Wed 16 Sep 2020

Top Tips for Traineeship Applications

Isabel Salvesen shares her top tips for securing a traineeship interview.  


Be sure to give yourself plenty of time to prepare your application, bearing in mind that each application will probably take longer than you think.

Aim to submit your application well in advance of the deadline. This will give you enough time for damage control in the (unlikely) event that there any last-minute disasters. Remember, time management is a crucial quality in a lawyer; submitting an application two minutes before the deadline is not a shining example of good time management.


This is perhaps the most important tip, and yet presents the largest challenge to applicants. You might be tempted to think that all commercial law firms sound the same on paper, but the reality is that each firm considers itself to be distinct. Before preparing an application, ask yourself, why do you want to be trained at a particular organisation? What is it about this organisation that appeals to you?

The firm website is a good place to start. Firms will often explicitly state on their website what characteristics they are looking for in their recruits. The website may also give an indication of the firm culture. However, don't simply recycle wording from the website. Instead, all of your answers should be made specific to the firm by tailoring each answer to reflect its core values.

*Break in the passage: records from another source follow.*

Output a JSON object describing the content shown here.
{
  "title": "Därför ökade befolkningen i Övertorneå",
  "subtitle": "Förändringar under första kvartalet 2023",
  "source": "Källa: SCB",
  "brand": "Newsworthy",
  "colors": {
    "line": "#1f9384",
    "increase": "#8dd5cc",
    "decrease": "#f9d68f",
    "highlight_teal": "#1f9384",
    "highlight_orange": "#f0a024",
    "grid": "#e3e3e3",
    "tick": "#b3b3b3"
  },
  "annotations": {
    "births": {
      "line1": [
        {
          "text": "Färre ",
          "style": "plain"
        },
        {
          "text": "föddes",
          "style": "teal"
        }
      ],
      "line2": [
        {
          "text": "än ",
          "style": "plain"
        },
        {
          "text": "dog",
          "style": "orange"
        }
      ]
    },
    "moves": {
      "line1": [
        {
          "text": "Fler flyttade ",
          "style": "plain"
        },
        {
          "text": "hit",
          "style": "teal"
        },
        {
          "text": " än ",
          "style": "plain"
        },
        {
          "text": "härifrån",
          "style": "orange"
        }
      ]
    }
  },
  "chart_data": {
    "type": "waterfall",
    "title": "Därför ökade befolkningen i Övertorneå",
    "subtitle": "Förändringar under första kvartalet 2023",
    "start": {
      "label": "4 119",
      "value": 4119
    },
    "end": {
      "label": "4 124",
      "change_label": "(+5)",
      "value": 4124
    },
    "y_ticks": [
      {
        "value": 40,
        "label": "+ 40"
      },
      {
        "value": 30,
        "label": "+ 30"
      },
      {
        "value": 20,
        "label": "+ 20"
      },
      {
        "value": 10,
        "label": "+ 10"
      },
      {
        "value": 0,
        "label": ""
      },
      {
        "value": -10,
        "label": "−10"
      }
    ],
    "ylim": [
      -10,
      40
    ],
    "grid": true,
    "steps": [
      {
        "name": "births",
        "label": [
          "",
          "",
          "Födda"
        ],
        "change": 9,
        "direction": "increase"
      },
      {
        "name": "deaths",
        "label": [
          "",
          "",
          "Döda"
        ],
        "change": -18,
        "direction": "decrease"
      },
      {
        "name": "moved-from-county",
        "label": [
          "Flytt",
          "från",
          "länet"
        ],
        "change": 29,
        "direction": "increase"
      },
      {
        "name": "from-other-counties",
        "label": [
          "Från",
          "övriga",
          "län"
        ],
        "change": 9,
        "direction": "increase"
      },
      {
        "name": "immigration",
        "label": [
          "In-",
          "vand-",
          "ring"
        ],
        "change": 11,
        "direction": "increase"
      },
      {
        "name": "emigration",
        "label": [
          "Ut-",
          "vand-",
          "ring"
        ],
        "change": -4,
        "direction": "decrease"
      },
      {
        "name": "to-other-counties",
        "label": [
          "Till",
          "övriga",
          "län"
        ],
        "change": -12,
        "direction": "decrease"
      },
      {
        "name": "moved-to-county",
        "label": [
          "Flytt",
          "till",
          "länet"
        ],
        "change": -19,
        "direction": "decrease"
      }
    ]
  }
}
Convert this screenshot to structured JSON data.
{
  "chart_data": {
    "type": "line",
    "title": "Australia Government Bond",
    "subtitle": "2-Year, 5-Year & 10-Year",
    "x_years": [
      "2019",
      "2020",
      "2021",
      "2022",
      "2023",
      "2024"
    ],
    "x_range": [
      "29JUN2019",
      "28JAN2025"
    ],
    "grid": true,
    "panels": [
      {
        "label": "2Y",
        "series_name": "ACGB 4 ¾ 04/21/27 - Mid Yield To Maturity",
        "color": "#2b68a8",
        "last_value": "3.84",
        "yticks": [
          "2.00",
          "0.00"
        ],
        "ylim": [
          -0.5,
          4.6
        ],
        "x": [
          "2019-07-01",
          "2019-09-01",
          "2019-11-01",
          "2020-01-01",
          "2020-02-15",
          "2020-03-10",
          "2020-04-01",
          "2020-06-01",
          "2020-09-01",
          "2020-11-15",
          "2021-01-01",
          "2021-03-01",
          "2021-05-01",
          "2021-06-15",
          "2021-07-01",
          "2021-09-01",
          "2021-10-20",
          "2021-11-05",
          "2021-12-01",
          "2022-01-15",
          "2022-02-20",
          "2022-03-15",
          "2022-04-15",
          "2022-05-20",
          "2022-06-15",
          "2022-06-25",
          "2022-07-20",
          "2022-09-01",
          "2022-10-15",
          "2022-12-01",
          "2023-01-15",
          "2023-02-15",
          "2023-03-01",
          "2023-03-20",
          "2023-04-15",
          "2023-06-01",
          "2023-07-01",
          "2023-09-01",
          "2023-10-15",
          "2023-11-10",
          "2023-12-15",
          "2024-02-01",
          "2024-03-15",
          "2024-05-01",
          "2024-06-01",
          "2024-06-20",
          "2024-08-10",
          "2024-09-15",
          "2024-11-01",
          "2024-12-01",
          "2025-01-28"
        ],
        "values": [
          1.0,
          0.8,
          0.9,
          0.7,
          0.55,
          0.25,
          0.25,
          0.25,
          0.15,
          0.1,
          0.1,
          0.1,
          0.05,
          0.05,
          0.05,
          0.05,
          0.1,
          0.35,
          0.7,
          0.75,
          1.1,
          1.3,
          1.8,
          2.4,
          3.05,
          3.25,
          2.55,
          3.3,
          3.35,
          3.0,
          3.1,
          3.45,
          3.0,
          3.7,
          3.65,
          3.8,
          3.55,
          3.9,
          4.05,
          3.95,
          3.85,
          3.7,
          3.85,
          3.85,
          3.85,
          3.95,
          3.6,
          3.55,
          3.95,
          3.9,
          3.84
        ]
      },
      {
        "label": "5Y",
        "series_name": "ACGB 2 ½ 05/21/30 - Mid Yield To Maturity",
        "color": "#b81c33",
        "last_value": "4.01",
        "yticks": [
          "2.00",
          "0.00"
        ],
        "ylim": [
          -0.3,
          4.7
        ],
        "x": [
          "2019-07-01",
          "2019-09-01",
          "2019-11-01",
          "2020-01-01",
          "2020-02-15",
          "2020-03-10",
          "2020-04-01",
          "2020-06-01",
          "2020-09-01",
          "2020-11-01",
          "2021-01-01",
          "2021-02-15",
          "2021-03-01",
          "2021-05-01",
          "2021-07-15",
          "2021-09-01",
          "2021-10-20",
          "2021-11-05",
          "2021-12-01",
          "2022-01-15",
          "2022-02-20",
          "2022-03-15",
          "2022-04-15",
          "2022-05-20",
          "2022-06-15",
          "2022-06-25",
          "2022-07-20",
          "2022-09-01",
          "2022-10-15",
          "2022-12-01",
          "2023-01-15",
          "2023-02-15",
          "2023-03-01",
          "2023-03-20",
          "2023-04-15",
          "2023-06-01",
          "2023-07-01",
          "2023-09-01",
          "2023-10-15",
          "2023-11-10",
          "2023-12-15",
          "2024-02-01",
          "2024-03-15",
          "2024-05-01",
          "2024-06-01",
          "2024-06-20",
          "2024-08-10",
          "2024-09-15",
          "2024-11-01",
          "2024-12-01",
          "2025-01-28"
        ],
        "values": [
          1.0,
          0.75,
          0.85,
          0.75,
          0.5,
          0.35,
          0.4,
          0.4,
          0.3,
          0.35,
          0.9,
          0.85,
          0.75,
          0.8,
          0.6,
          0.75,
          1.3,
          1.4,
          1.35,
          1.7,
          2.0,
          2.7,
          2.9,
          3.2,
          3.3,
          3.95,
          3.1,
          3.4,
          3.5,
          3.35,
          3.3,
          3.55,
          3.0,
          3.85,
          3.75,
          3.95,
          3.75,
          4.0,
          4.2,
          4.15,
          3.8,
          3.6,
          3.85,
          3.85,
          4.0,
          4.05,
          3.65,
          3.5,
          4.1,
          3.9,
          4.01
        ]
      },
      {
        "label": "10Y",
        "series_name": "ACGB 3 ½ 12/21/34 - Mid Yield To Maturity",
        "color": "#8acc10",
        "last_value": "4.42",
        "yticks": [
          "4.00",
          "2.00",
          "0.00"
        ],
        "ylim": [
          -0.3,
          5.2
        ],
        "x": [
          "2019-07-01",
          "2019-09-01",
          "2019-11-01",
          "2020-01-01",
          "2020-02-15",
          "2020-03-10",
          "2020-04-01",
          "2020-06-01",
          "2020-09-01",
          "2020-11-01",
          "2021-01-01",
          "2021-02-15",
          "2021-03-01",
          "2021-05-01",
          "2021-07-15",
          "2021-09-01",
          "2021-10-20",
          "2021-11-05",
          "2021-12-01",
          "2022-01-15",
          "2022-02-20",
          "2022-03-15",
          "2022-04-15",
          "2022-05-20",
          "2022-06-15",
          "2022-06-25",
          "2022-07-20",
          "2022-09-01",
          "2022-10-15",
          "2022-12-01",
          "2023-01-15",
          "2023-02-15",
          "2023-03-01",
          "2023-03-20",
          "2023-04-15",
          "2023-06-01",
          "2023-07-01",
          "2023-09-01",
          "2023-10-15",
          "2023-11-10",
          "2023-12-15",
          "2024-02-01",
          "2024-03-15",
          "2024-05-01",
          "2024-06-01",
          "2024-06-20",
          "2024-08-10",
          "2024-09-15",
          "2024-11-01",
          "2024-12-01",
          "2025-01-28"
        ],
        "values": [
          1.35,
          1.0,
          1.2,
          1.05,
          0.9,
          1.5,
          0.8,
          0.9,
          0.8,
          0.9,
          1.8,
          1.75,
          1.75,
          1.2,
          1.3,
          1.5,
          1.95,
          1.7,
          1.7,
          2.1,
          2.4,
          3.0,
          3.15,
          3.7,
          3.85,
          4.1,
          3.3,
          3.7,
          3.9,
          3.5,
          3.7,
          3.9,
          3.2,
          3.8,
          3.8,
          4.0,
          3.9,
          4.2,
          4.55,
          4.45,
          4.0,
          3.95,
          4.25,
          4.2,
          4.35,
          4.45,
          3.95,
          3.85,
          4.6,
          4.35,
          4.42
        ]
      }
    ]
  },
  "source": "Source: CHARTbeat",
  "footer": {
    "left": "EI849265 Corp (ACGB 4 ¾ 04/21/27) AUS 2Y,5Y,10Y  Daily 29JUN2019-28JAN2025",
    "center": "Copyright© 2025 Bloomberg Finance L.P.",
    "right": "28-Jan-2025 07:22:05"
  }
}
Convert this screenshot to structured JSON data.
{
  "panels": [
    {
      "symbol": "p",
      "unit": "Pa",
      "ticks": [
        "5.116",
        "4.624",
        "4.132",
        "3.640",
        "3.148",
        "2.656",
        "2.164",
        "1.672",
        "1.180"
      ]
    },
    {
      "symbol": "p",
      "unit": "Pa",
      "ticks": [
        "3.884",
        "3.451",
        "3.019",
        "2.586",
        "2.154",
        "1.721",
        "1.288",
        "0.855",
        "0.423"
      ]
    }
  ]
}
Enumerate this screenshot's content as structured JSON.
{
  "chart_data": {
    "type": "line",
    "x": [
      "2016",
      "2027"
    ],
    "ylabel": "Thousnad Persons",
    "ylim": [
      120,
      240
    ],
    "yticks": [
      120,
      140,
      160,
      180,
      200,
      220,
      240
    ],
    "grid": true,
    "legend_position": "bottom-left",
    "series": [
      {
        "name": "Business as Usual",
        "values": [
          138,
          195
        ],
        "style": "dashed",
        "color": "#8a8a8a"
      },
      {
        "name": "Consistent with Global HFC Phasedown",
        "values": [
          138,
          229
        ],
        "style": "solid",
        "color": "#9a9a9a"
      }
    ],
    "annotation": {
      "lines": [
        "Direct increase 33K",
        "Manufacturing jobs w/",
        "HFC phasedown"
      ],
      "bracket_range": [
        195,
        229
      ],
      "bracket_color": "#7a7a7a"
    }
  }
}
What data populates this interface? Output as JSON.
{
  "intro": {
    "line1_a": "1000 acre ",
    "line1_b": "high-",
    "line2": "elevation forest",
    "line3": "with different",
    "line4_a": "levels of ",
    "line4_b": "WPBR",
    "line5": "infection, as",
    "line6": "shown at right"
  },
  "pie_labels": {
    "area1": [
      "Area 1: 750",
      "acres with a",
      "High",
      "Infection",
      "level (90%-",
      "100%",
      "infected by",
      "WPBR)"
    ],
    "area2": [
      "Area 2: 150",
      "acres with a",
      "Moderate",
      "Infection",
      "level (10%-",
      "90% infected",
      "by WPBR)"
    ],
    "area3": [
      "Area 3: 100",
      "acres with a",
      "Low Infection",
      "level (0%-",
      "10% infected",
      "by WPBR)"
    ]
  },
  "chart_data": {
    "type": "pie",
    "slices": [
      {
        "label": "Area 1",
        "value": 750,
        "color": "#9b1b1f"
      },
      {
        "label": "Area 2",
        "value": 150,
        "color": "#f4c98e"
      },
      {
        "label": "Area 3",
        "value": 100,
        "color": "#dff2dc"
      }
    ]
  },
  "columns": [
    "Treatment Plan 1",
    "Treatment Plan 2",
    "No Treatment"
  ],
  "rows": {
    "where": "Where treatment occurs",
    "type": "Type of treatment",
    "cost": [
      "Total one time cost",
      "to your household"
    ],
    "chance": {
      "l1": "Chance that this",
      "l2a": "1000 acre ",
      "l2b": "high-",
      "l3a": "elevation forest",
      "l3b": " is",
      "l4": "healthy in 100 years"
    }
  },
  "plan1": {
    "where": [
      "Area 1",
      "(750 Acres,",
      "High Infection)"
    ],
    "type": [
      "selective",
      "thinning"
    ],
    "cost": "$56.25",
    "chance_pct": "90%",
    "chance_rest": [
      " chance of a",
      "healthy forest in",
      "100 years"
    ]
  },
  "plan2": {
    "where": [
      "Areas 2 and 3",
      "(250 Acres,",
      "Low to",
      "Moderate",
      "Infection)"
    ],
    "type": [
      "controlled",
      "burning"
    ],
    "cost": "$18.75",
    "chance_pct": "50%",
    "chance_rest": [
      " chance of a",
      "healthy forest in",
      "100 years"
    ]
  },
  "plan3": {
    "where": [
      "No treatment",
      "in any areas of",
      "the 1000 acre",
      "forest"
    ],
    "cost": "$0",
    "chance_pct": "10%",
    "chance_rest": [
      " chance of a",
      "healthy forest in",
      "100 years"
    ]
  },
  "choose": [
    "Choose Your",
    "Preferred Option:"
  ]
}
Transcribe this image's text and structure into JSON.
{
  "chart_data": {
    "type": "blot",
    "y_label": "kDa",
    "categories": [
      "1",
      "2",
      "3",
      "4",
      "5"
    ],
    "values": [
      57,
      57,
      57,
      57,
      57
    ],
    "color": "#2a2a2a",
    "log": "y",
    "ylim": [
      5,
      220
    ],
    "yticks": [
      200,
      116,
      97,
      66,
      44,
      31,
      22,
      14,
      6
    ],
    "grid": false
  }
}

So… Do. Your. Research. Make sure you understand the work the firm does and what areas of law they specialise in. Check where the firm offices are based and consider whether you are keen to work in a particular city. Go the extra mile and clue yourself up on the big issues in their main sectors - this will enable you to demonstrate your commercial awareness.


It sounds obvious, but make you sure you answer the question. Whilst it is tempting to answer a question you wish was being asked, don't fall into this trap! Firms are looking for a clearly written answer that gets to the heart of the question.


When you are identifying your strengths, be realistic and honest about yourself. Try not to exaggerate - don't say you are fluent in Spanish when in fact you have only dabbled in Duolingo. Aside from being easy to spot, firms are trying to determine whether you will be a good fit. This is a two-way street; it is not worth exaggerating or lying if the end result is training at a firm which isn't right for you.


It is easy to identify a desirable quality and claim that you have it. The challenge is convincing firms that you actually possess these qualities. How can you do this?

If you claim you have a particular skill, make sure you evidence this with specific examples. The STAR method is a useful tool for making sure your examples are personal, real and relevant.

STAR stands for Situation, Task, Action, Result. This structured response is helpful when answering competency based questions (easy to spot because they tend to start "Tell me about a time when…").

For example, to answer "Tell me about a time when you solved a problem at work."

1 - Situation

Describe the situation you were in

I worked in a bar.

2 - Task

Explain the task you had to complete

I was asked to carry out a review of the stock.

3 - Action

Describe the actions you took to complete the task

I developed an excel spreadsheet which was able to compare and contrast information in a quick and easy format.

4 - Result

Finish with the effort of your results

As a result, we found that we were able to save money because we had better stock management through the new system.


There is no need to panic if you don't have years of legal work experience dominating your CV. Firms are interested in well-rounded individuals who can draw on a range of experiences. Any skills which you have developed whilst working part-time or running a society will be useful as a trainee solicitor. For example, working behind the bar at your local pub demonstrates that you can engage with customers, perform under pressure and work well in a team. These are all skills which you will use as a trainee solicitor.


You don't want to fall at the last hurdle. It is a lawyer's professional responsibility to get the details right. There is no place for poor spelling and grammar on an application form. If you are at university, use the careers services to check your application. If you don't have access to a careers service, ask a friend or family member to check your application.


De Beers' USP is that a diamond lasts forever. Prue Leith's USP is her huge array of stylish glasses. So what is your USP? What differentiates you from other candidates? If you ask yourself this question and make sure that your USP is clear throughout your application, you can be sure that you will stand out from the crowd.